There is not currently such a thing; there is something called 'select_raw'
implemented in the GoogleDataStore adapter, but not in anything else, and
it isn't exactly what I am proposing.
To elaborate:
Assume the table is defined as follows:
reftable = db.define_table('reftable', Field('a', string))
table = db.define_table('table', Field('b', reftable))
In my case, I need to pull all the records (60,000) from the database to
compute some aggregation which I cannot compute using sql. There are two
alternatives here:
r1 = db().select(table.ALL) # takes > 6 seconds
r2 = db.executesql(db._select(table.ALL)) # takes ~0.1sec
The records returned in the first instance are much richer; they have
record chasing (e.g. I can do r1[0].b.a to select through the foreign key),
they have methods like r1[0].update_record() and r1[0].delete_record(), and
other nice stuff.
However, for this use, I don't need the additional records, and I do need
the speed, so I would rather use r2. However, r2 is not a direct
replacement -- it doesn't have the column names.
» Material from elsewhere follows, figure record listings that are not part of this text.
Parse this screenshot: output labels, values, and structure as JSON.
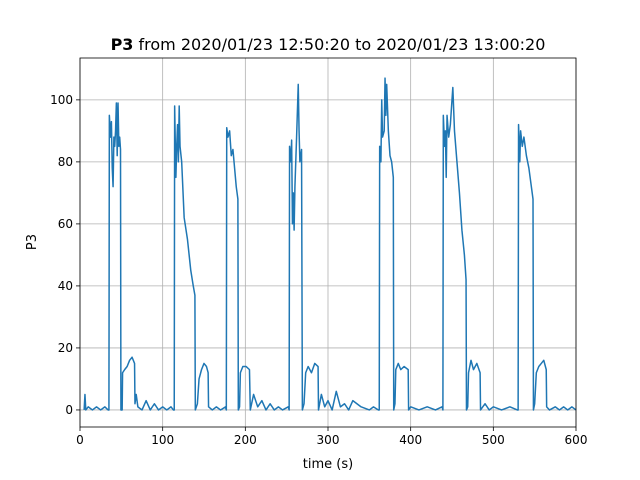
{
  "chart_data": {
    "type": "line",
    "title_parts": [
      "P3",
      "from 2020/01/23 12:50:20 to 2020/01/23 13:00:20"
    ],
    "xlabel": "time (s)",
    "ylabel": "P3",
    "xlim": [
      0,
      600
    ],
    "xticks": [
      0,
      100,
      200,
      300,
      400,
      500,
      600
    ],
    "ylim": [
      -5.5,
      113.5
    ],
    "yticks": [
      0,
      20,
      40,
      60,
      80,
      100
    ],
    "grid": true,
    "series": [
      {
        "name": "P3",
        "color": "#1f77b4",
        "x": [
          5,
          6,
          7,
          10,
          15,
          20,
          25,
          30,
          34,
          35,
          35.5,
          37,
          38,
          39,
          40,
          41,
          42,
          43,
          44,
          45,
          46,
          47,
          48,
          49,
          49.5,
          51,
          51.5,
          54,
          57,
          60,
          63,
          66,
          66.5,
          68,
          70,
          75,
          80,
          85,
          90,
          95,
          100,
          105,
          110,
          113,
          114,
          114.5,
          116,
          117,
          118,
          119,
          120,
          121,
          123,
          126,
          130,
          134,
          137,
          139,
          139.5,
          142,
          144,
          147,
          150,
          153,
          155,
          155.5,
          160,
          165,
          170,
          176,
          177,
          177.5,
          179,
          181,
          183,
          185,
          187,
          189,
          191,
          191.5,
          193,
          194,
          197,
          201,
          205,
          206,
          210,
          215,
          220,
          225,
          230,
          235,
          240,
          245,
          252,
          253,
          253.5,
          255,
          256,
          257,
          258,
          259,
          260,
          262,
          264,
          265,
          266,
          268,
          269,
          271,
          273,
          276,
          280,
          284,
          288,
          288.5,
          292,
          296,
          300,
          305,
          310,
          315,
          320,
          325,
          330,
          340,
          350,
          355,
          361,
          362,
          362.5,
          364,
          365,
          366,
          368,
          369,
          370,
          371,
          373,
          375,
          377,
          379,
          379.5,
          381,
          382,
          385,
          388,
          392,
          397,
          397.5,
          400,
          410,
          420,
          430,
          438,
          439,
          439.5,
          441,
          442,
          443,
          444,
          446,
          448,
          450,
          451,
          453,
          456,
          459,
          462,
          465,
          467,
          467.5,
          469,
          470,
          473,
          476,
          480,
          484,
          484.5,
          490,
          495,
          500,
          510,
          520,
          529,
          530,
          530.5,
          532,
          533,
          535,
          537,
          540,
          543,
          546,
          548,
          548.5,
          550,
          552,
          555,
          558,
          561,
          564,
          564.5,
          568,
          575,
          580,
          585,
          590,
          595,
          600
        ],
        "values": [
          0,
          5,
          0,
          1,
          0,
          1,
          0,
          1,
          0,
          0,
          95,
          88,
          93,
          78,
          72,
          88,
          85,
          90,
          99,
          82,
          99,
          85,
          88,
          84,
          0,
          0,
          12,
          13,
          14,
          16,
          17,
          15,
          2,
          5,
          1,
          0,
          3,
          0,
          2,
          0,
          1,
          0,
          1,
          0,
          0,
          98,
          75,
          85,
          92,
          80,
          98,
          85,
          80,
          62,
          55,
          45,
          40,
          37,
          0,
          2,
          10,
          13,
          15,
          14,
          12,
          1,
          0,
          1,
          0,
          1,
          0,
          91,
          88,
          90,
          82,
          84,
          78,
          72,
          68,
          0,
          1,
          12,
          14,
          14,
          13,
          0,
          5,
          1,
          3,
          0,
          2,
          0,
          1,
          0,
          1,
          0,
          85,
          80,
          87,
          60,
          70,
          58,
          72,
          88,
          105,
          90,
          80,
          84,
          0,
          2,
          12,
          14,
          12,
          15,
          14,
          0,
          5,
          1,
          3,
          0,
          6,
          1,
          2,
          0,
          3,
          1,
          0,
          1,
          0,
          0,
          85,
          80,
          100,
          88,
          90,
          107,
          95,
          105,
          90,
          82,
          80,
          75,
          0,
          2,
          13,
          15,
          13,
          14,
          13,
          0,
          1,
          0,
          1,
          0,
          1,
          0,
          95,
          85,
          90,
          75,
          95,
          88,
          92,
          100,
          104,
          90,
          80,
          70,
          58,
          50,
          42,
          0,
          1,
          12,
          16,
          13,
          15,
          12,
          0,
          2,
          0,
          1,
          0,
          1,
          0,
          0,
          92,
          80,
          90,
          85,
          88,
          82,
          78,
          72,
          68,
          0,
          2,
          12,
          14,
          15,
          16,
          13,
          1,
          0,
          1,
          0,
          1,
          0,
          1,
          0
        ]
      }
    ]
  }
}
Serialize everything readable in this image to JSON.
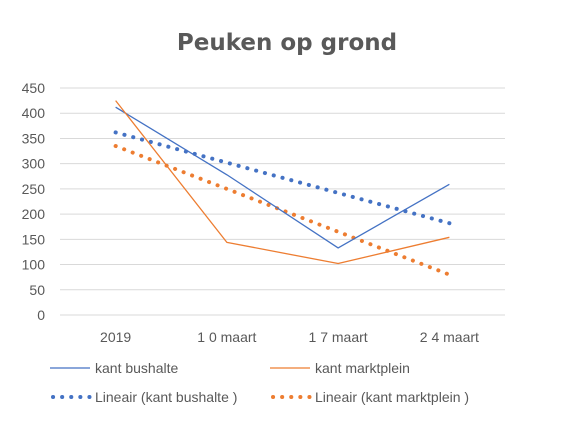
{
  "chart_data": {
    "type": "line",
    "title": "Peuken op grond",
    "categories": [
      "2019",
      "1 0 maart",
      "1 7 maart",
      "2 4 maart"
    ],
    "ylim": [
      0,
      450
    ],
    "yticks": [
      0,
      50,
      100,
      150,
      200,
      250,
      300,
      350,
      400,
      450
    ],
    "grid": true,
    "legend": "bottom",
    "series": [
      {
        "name": "kant bushalte",
        "values": [
          412,
          278,
          133,
          259
        ],
        "color": "#4472C4",
        "style": "solid"
      },
      {
        "name": "kant marktplein",
        "values": [
          425,
          144,
          102,
          154
        ],
        "color": "#ED7D31",
        "style": "solid"
      },
      {
        "name": "Lineair (kant bushalte )",
        "values": [
          362,
          302,
          242,
          182
        ],
        "color": "#4472C4",
        "style": "dotted"
      },
      {
        "name": "Lineair (kant marktplein )",
        "values": [
          335,
          250,
          165,
          80
        ],
        "color": "#ED7D31",
        "style": "dotted"
      }
    ]
  }
}
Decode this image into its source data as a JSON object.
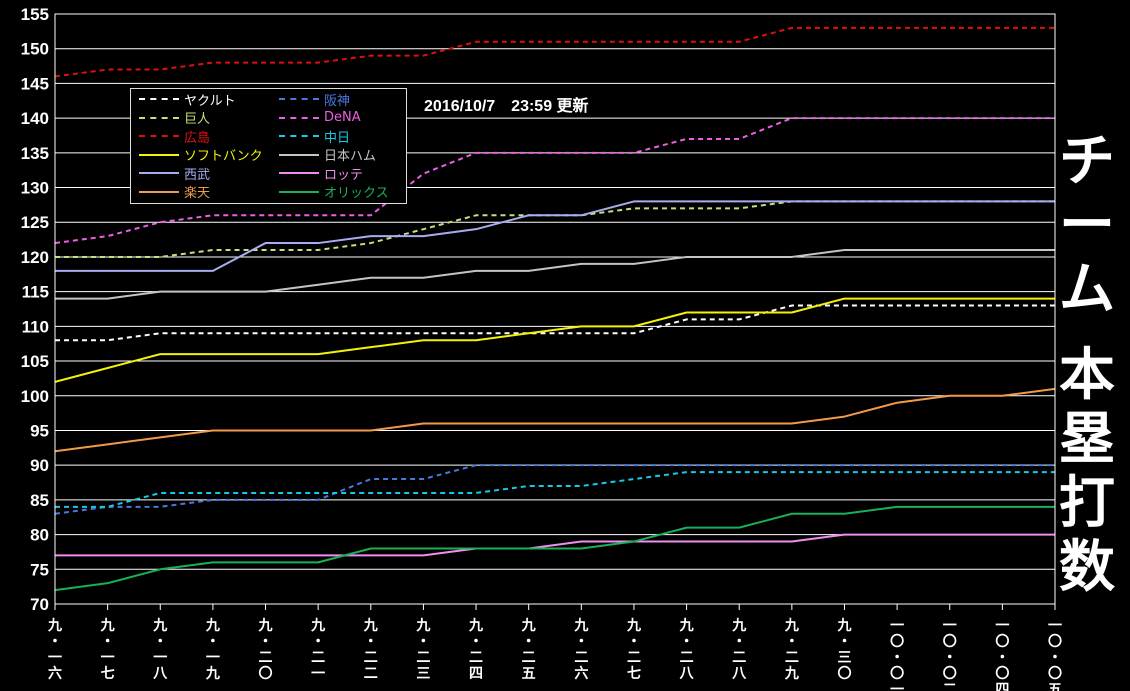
{
  "stamp": "2016/10/7　23:59 更新",
  "side_title": [
    "チ",
    "ー",
    "ム",
    "",
    "本",
    "塁",
    "打",
    "数"
  ],
  "chart_data": {
    "type": "line",
    "title": "チーム 本塁打数",
    "ylim": [
      70,
      155
    ],
    "yticks": [
      70,
      75,
      80,
      85,
      90,
      95,
      100,
      105,
      110,
      115,
      120,
      125,
      130,
      135,
      140,
      145,
      150,
      155
    ],
    "categories": [
      "九・一六",
      "九・一七",
      "九・一八",
      "九・一九",
      "九・二〇",
      "九・二一",
      "九・二二",
      "九・二三",
      "九・二四",
      "九・二五",
      "九・二六",
      "九・二七",
      "九・二八",
      "九・二八",
      "九・二九",
      "九・三〇",
      "一〇・〇一",
      "一〇・〇二",
      "一〇・〇四",
      "一〇・〇五"
    ],
    "grid": true,
    "legend_position": "top-left",
    "series": [
      {
        "name": "ヤクルト",
        "color": "#ffffff",
        "dash": true,
        "values": [
          108,
          108,
          109,
          109,
          109,
          109,
          109,
          109,
          109,
          109,
          109,
          109,
          111,
          111,
          113,
          113,
          113,
          113,
          113,
          113
        ]
      },
      {
        "name": "阪神",
        "color": "#4a78e0",
        "dash": true,
        "values": [
          83,
          84,
          84,
          85,
          85,
          85,
          88,
          88,
          90,
          90,
          90,
          90,
          90,
          90,
          90,
          90,
          90,
          90,
          90,
          90
        ]
      },
      {
        "name": "巨人",
        "color": "#c2e27a",
        "dash": true,
        "values": [
          120,
          120,
          120,
          121,
          121,
          121,
          122,
          124,
          126,
          126,
          126,
          127,
          127,
          127,
          128,
          128,
          128,
          128,
          128,
          128
        ]
      },
      {
        "name": "DeNA",
        "color": "#ee5ee6",
        "dash": true,
        "values": [
          122,
          123,
          125,
          126,
          126,
          126,
          126,
          132,
          135,
          135,
          135,
          135,
          137,
          137,
          140,
          140,
          140,
          140,
          140,
          140
        ]
      },
      {
        "name": "広島",
        "color": "#dd1111",
        "dash": true,
        "values": [
          146,
          147,
          147,
          148,
          148,
          148,
          149,
          149,
          151,
          151,
          151,
          151,
          151,
          151,
          153,
          153,
          153,
          153,
          153,
          153
        ]
      },
      {
        "name": "中日",
        "color": "#18c8e8",
        "dash": true,
        "values": [
          84,
          84,
          86,
          86,
          86,
          86,
          86,
          86,
          86,
          87,
          87,
          88,
          89,
          89,
          89,
          89,
          89,
          89,
          89,
          89
        ]
      },
      {
        "name": "ソフトバンク",
        "color": "#f2f20a",
        "dash": false,
        "values": [
          102,
          104,
          106,
          106,
          106,
          106,
          107,
          108,
          108,
          109,
          110,
          110,
          112,
          112,
          112,
          114,
          114,
          114,
          114,
          114
        ]
      },
      {
        "name": "日本ハム",
        "color": "#c4c4c4",
        "dash": false,
        "values": [
          114,
          114,
          115,
          115,
          115,
          116,
          117,
          117,
          118,
          118,
          119,
          119,
          120,
          120,
          120,
          121,
          121,
          121,
          121,
          121
        ]
      },
      {
        "name": "西武",
        "color": "#a8acf0",
        "dash": false,
        "values": [
          118,
          118,
          118,
          118,
          122,
          122,
          123,
          123,
          124,
          126,
          126,
          128,
          128,
          128,
          128,
          128,
          128,
          128,
          128,
          128
        ]
      },
      {
        "name": "ロッテ",
        "color": "#f28cf0",
        "dash": false,
        "values": [
          77,
          77,
          77,
          77,
          77,
          77,
          77,
          77,
          78,
          78,
          79,
          79,
          79,
          79,
          79,
          80,
          80,
          80,
          80,
          80
        ]
      },
      {
        "name": "楽天",
        "color": "#f09a4a",
        "dash": false,
        "values": [
          92,
          93,
          94,
          95,
          95,
          95,
          95,
          96,
          96,
          96,
          96,
          96,
          96,
          96,
          96,
          97,
          99,
          100,
          100,
          101
        ]
      },
      {
        "name": "オリックス",
        "color": "#18b058",
        "dash": false,
        "values": [
          72,
          73,
          75,
          76,
          76,
          76,
          78,
          78,
          78,
          78,
          78,
          79,
          81,
          81,
          83,
          83,
          84,
          84,
          84,
          84
        ]
      }
    ]
  }
}
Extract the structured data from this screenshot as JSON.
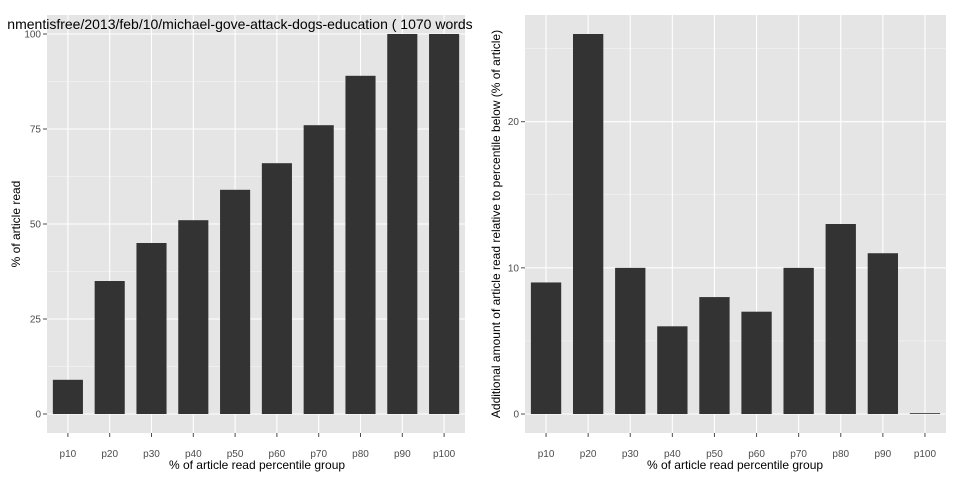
{
  "colors": {
    "panel_background": "#e5e5e5",
    "gridline": "#ffffff",
    "bar_fill": "#333333",
    "tick_text": "#4d4d4d",
    "text": "#000000"
  },
  "chart_data": [
    {
      "type": "bar",
      "title": "nmentisfree/2013/feb/10/michael-gove-attack-dogs-education ( 1070 words",
      "xlabel": "% of article read percentile group",
      "ylabel": "% of article read",
      "categories": [
        "p10",
        "p20",
        "p30",
        "p40",
        "p50",
        "p60",
        "p70",
        "p80",
        "p90",
        "p100"
      ],
      "values": [
        9,
        35,
        45,
        51,
        59,
        66,
        76,
        89,
        100,
        100
      ],
      "ylim": [
        -5,
        105
      ],
      "yticks": [
        0,
        25,
        50,
        75,
        100
      ],
      "grid": true
    },
    {
      "type": "bar",
      "title": "",
      "xlabel": "% of article read percentile group",
      "ylabel": "Additional amount of article read relative to percentile below (% of article)",
      "categories": [
        "p10",
        "p20",
        "p30",
        "p40",
        "p50",
        "p60",
        "p70",
        "p80",
        "p90",
        "p100"
      ],
      "values": [
        9,
        26,
        10,
        6,
        8,
        7,
        10,
        13,
        11,
        0
      ],
      "ylim": [
        -1.3,
        27.3
      ],
      "yticks": [
        0,
        10,
        20
      ],
      "grid": true
    }
  ]
}
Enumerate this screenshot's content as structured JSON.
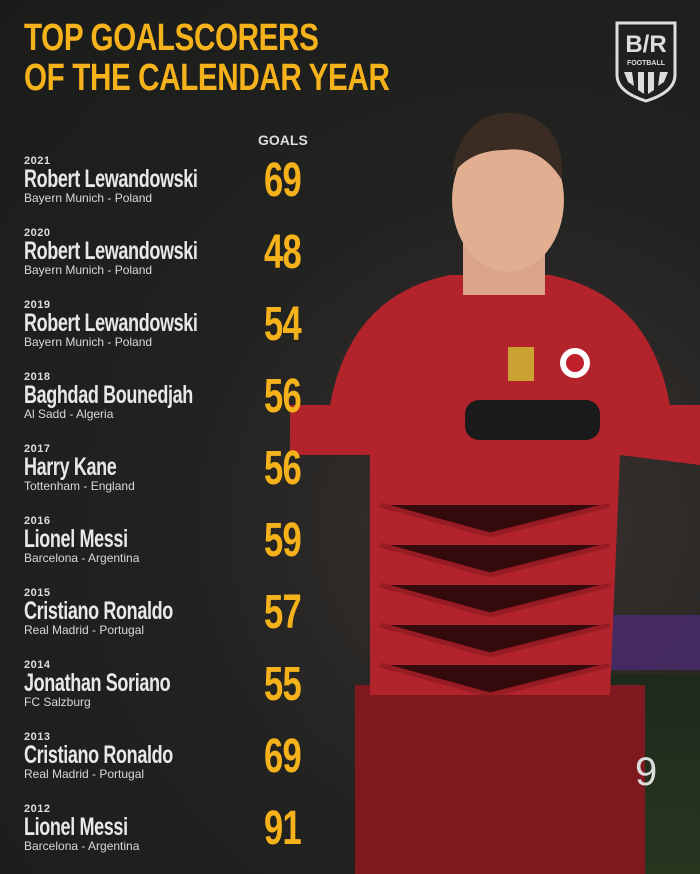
{
  "title_line1": "TOP GOALSCORERS",
  "title_line2": "OF THE CALENDAR YEAR",
  "logo": {
    "text": "B/R",
    "sub": "FOOTBALL"
  },
  "goals_header": "GOALS",
  "colors": {
    "accent": "#f6b21b",
    "background": "#1c1d1b"
  },
  "rows": [
    {
      "year": "2021",
      "name": "Robert Lewandowski",
      "club": "Bayern Munich - Poland",
      "goals": "69"
    },
    {
      "year": "2020",
      "name": "Robert Lewandowski",
      "club": "Bayern Munich - Poland",
      "goals": "48"
    },
    {
      "year": "2019",
      "name": "Robert Lewandowski",
      "club": "Bayern Munich - Poland",
      "goals": "54"
    },
    {
      "year": "2018",
      "name": "Baghdad Bounedjah",
      "club": "Al Sadd - Algeria",
      "goals": "56"
    },
    {
      "year": "2017",
      "name": "Harry Kane",
      "club": "Tottenham - England",
      "goals": "56"
    },
    {
      "year": "2016",
      "name": "Lionel Messi",
      "club": "Barcelona - Argentina",
      "goals": "59"
    },
    {
      "year": "2015",
      "name": "Cristiano Ronaldo",
      "club": "Real Madrid - Portugal",
      "goals": "57"
    },
    {
      "year": "2014",
      "name": "Jonathan Soriano",
      "club": "FC Salzburg",
      "goals": "55"
    },
    {
      "year": "2013",
      "name": "Cristiano Ronaldo",
      "club": "Real Madrid - Portugal",
      "goals": "69"
    },
    {
      "year": "2012",
      "name": "Lionel Messi",
      "club": "Barcelona - Argentina",
      "goals": "91"
    }
  ]
}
If I use
r3 = db.executesql(db._select(table.ALL), as_dict=True) # still takes
~0.1sec
I can do r3[0]['b'] but I cannot do r3[0].b; and it takes a lot more memory
than r2.
A suggestion: add another parameter, processor=... which, if available,
will be called with the db.connection.cursor, returning a function, through
which each routine will be passed; example
def named_tuple_process(name, description):
from collections import namedtuple
fields = ' '.join([x[0] for x in description])
return namedtuple(name, fields)
r4 = db.executesql(db._select(table.ALL), process=lambda x:
named_tuple_process('tablerec', x))
r4[0].b # will now work; not a full replacement, but good enough for many
uses.
In fact, you can do that externally -
r4 = db.executesql(db._select(table.ALL))
f = named_tuple_process('tablerec', db._adapter.cursor.description)
r4 = [f(x) for x in r4]
But this requires reaching into the internals of the db adapter.
Finally, I propose to define x.raw_select(*args) to do:
db.executesql(x._select(*args))
which would make this a relatively clean replacement.